On the morning of October 8 we checked out of our hotel in Albert, and said good-bye to the Somme. We had reservations for the next three nights in Verdun. Under rather gray and drizzly skies we headed first south, then east toward that town whose name is so tragically synonymous with the pain and carnage of The Great War.

Before reaching the main East-West highway, or Autoroute, we passed through the village of Proyart, which has one of the most imposing town memorials we'd yet seen to the 1914-1918 conflict. A 40-foot-high replica of the Arch de Triomphe, with a heroic statue of a French soldier (a Poilu) at the center, various memorial plaques, a miniature cannon, bronze motifs of the Croix de Guerre medal, a Poilu helmet, and so on. Across the street was a brick building that had survived the War -- its wall was clearly pockmarked with bullet and shell damage.

We made very good time on the Autoroute, passing through Reims (the Cathedral City we'd visited the year before on our Zouave tour), and on eastward toward Verdun. Without any stops along the way I would think it a two-and-a-half to three hour trip. None of these sites are really all that far apart. But we wanted to get off the highway and visit a site I'd read about, in the Southern portion of the Argonne Forest, north of the town of Les Islettes (about 40 minutes travel time west of Verdun).

Running through the forest, atop a ridgeline, is a narrow road called La Haute Chevauchee. It is in places gravel or packed earth, and while at times barely wide enough for two cars to pass one another, it is well maintained. This headed north, toward the opposing fronts of the French and German armies for three years of war. And all along it was striking evidence of the combats that transpired there.
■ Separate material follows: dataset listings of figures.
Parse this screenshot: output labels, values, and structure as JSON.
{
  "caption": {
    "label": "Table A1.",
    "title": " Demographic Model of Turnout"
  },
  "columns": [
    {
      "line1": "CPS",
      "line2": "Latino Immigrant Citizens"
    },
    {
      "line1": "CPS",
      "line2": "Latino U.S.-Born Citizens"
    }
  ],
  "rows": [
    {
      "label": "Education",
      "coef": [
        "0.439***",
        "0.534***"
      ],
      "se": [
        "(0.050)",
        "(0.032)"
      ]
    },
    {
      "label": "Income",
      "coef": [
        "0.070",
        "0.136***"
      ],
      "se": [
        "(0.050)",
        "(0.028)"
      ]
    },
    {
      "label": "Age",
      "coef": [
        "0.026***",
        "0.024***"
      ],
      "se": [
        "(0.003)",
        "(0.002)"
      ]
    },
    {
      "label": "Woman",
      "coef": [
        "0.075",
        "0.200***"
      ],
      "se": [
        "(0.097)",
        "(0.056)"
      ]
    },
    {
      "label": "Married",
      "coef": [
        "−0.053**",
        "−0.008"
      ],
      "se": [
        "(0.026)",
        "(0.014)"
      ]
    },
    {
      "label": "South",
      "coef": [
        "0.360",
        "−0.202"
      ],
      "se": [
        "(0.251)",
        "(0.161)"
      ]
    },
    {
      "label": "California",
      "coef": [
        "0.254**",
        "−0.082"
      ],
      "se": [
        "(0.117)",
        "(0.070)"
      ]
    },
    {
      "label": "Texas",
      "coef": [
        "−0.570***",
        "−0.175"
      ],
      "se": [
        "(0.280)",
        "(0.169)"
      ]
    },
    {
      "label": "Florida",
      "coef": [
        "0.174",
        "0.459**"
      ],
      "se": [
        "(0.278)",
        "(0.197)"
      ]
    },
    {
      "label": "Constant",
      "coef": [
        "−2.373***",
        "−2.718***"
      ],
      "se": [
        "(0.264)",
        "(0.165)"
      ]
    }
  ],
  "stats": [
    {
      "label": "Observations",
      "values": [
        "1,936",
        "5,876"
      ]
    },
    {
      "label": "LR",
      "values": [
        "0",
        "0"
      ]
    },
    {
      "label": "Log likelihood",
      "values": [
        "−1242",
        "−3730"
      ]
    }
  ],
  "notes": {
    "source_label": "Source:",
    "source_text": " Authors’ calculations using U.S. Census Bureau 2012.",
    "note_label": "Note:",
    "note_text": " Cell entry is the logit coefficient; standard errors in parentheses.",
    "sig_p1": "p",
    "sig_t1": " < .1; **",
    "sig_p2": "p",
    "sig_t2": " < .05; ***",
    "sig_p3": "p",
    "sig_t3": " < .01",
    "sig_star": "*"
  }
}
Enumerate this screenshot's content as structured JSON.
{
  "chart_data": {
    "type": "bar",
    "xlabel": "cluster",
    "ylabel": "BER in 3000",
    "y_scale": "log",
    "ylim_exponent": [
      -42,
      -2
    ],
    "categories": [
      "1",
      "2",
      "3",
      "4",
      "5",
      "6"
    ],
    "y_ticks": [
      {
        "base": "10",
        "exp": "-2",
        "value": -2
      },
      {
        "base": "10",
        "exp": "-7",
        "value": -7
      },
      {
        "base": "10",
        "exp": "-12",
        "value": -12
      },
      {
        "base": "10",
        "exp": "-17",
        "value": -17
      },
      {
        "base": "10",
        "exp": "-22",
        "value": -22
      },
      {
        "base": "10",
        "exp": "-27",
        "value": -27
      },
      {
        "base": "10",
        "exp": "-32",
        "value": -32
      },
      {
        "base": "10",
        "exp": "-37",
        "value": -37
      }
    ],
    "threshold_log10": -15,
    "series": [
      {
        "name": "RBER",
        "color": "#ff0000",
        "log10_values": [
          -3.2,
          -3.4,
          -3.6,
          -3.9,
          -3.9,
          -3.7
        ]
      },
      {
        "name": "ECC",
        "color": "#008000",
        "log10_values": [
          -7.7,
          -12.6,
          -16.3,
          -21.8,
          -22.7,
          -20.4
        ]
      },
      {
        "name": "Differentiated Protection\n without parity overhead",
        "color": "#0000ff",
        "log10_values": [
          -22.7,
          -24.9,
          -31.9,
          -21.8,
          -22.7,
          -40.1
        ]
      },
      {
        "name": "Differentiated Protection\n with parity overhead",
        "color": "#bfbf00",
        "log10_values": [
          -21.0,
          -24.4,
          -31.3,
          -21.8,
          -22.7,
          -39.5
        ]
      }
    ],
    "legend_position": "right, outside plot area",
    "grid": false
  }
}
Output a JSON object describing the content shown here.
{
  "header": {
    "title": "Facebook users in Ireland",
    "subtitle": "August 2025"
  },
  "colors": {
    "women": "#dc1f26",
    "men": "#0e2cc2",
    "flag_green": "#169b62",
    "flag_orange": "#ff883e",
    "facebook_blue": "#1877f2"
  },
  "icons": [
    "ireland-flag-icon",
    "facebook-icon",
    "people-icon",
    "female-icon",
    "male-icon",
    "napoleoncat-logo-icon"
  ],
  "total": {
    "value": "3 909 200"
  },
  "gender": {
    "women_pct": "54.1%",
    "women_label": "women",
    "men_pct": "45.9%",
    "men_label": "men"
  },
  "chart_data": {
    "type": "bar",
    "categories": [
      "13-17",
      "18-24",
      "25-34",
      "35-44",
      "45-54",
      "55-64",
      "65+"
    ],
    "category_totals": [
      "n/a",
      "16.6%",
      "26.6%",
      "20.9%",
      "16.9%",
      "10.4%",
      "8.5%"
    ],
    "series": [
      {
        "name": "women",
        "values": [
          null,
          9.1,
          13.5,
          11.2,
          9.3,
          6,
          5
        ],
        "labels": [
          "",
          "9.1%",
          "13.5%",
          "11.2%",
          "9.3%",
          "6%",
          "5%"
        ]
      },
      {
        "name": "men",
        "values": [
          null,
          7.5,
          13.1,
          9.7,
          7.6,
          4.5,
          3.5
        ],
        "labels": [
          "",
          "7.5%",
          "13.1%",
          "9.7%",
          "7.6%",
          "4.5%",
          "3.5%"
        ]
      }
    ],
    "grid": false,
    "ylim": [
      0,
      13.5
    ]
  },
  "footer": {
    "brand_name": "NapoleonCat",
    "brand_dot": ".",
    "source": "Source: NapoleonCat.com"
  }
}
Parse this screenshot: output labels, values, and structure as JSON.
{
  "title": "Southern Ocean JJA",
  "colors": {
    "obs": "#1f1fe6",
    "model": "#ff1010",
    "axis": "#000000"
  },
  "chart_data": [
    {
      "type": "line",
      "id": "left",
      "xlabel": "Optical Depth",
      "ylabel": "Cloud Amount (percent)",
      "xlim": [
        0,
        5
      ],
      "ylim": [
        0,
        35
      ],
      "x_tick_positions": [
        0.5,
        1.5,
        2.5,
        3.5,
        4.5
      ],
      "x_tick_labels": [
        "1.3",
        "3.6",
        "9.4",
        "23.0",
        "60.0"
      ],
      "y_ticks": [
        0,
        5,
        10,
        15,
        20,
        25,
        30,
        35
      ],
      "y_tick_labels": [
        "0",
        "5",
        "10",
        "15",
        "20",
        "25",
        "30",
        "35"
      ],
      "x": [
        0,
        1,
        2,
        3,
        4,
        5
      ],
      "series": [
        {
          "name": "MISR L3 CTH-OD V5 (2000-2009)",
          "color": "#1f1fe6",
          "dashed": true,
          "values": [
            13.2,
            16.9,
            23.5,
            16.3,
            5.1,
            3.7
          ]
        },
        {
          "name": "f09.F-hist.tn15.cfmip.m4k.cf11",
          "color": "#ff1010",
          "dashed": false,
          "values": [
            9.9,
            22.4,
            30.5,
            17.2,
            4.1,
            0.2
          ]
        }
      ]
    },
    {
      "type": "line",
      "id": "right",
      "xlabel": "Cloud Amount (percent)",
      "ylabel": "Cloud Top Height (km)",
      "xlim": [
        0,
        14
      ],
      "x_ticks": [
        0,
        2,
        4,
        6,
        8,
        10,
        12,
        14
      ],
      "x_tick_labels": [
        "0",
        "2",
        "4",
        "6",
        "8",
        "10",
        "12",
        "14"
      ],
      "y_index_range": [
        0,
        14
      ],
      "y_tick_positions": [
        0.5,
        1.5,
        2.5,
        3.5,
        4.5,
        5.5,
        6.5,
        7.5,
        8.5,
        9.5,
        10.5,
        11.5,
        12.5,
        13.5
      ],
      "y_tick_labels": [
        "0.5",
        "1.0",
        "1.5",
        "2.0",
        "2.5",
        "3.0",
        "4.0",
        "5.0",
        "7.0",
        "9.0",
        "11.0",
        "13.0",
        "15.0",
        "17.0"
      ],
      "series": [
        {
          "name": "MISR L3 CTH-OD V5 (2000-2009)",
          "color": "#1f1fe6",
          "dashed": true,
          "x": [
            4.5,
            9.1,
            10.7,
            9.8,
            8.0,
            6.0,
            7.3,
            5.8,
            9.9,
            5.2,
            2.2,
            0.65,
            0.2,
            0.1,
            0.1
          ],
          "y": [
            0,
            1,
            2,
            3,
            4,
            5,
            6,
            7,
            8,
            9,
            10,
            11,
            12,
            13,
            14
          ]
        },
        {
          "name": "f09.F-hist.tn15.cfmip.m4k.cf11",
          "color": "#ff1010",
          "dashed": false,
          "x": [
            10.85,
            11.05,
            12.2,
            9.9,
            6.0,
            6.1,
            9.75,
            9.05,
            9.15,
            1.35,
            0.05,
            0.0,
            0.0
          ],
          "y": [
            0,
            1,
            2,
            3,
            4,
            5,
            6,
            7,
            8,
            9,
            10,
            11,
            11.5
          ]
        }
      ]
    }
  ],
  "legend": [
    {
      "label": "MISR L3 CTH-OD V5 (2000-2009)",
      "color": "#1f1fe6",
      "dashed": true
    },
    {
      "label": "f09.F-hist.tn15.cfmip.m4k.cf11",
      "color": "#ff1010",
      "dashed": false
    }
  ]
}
This is a "National Forest" and it is odd to see picnic tables, alongside the Chevauchee, right amidst some of the most cratered and battle-torn ground I'd seen on the Western Front. It was still overcast and drizzling, and there were very few people to be seen. As we drove along the narrow road, through the dark pine forest, we may have seen four other cars and possibly the same number of people. That was it. We visited the French military cemetery at Lachalade and as was almost always the case on this trip, Cricket and I were the only people there. The same thing at the large monument to the French soldiers who died in the Argonne, and beneath which is an Ossuaire (Ossuary) with the bones of several thousands of dead.

We walked off into the woods -- dark, sombre woods -- large pines -- the needles carpeted the completely un-heaved, cratered forest floor. So quiet! Here was a heap of earth that must have been a dugout; there a zig-zagging trench that gave way to an overlay of craters, some at least as deep as I am tall. In places loggers have cut roads through the forest, in order to harvest the trees that have grown up since the war (when the woods were essentially leveled by the shelling). In the mud beside one of these logging tracks I found a section of a shell that was aobut a foot tall -- the side of a shell that had been blown out -- and I carried it back to car wondering how I'd get it back home. This one was "harmless" as it was only a fragment (albeit a big one) so Cricket did not protest!

At the end of the Chavauchee we came to a slightly larger paved road that heads northeast toward Varennes. But before heading in that direction (and from there south to Verdun) I wanted to walk back into the woods and find the "Abri du Kronprinz" -- that is "The Shelter of the Crown Prince." We managed to drive down a muddy track to near its end, where we got out and walked over to a substantial concrete bunker complex.

This was where Kronprinz Wilhelm -- the son of the Kaiser -- set up one of his headquarters. He was one of the German Army Commanders in the Verdun/Argonne sector. Around the central structure was a system of trenches connecting to other commodious concrete bunkers -- no doubt for the subordinate officers, the staff, and so forth. That these have survived in what amounts to very good condition testifies to the German penchant for building shelters that were much more sophisticated than those the Allies generally built. No one was about, the rain was falling harder, it was damp, dark and rather spooky as we walked around the complex.

And then it was time to get back aboard the Citroen and continue toward Varennes, and Verdun.